'Perhaps human acts are never pure, and always the product of varied and sometimes contradictory impulses," muses a political commissar in the Red Army as the consequences and, yes, contradictions of revolution unfold around him.

In this collection of short stories, Allan Cameron focuses on the clash of ideas and perspectives, from the domestic to the world-changing. A woman raised in a single-parent family is hectored by her dinner host, a married father, who wants to impress upon her the superiority of his domestic arrangements. Meanwhile, in more upmarket surroundings, a scientist struggles to make sense of his acquaintance's lack of "intellectual coherence" in adapting to changes of circumstance.

The Hat and Living With The Polish Count make the most immediate impression. In the former, a teenager desecrates a treasured heirloom, and his incomprehension as to why this should upset his mother hints at not just an insensitive phase of adolescence but a generation gap even time might not close.

The latter is based on a love triangle superimposed on to the Russian Revolution, in which the narrator's ex-girlfriend, a former aristocrat who has joined the Revolution, finds that the ghost of the idea of nobility still lingers, even in the Red Army. Cameron catches a moment of flux here: without historical hindsight, his characters have no way of knowing if their opinions will become part of approved orthodoxy or are dangerously heretical.
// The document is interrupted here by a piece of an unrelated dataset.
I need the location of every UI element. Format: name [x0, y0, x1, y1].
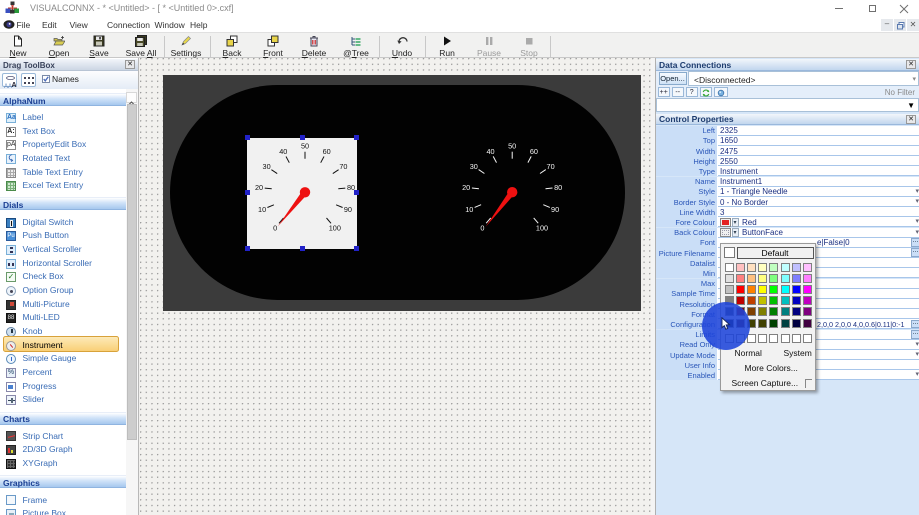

Sometimes the views are so extreme that they are held by a minority of one, like the man who poses as a statue in Glasgow city centre but, far from being a simple street performer, believes he's the harbinger of a new age. We could all more or less agree he's insane, but what about the narrator of the opening story, who presents himself as the author of the book we're about to read? He's an outsider, certainly, but mad? Where do we draw the line between mere difference of opinion and complete detachment from reality? On The Heroism Of Mortals is buzzing with questions like these, a stimulating, restlessly intelligent collection.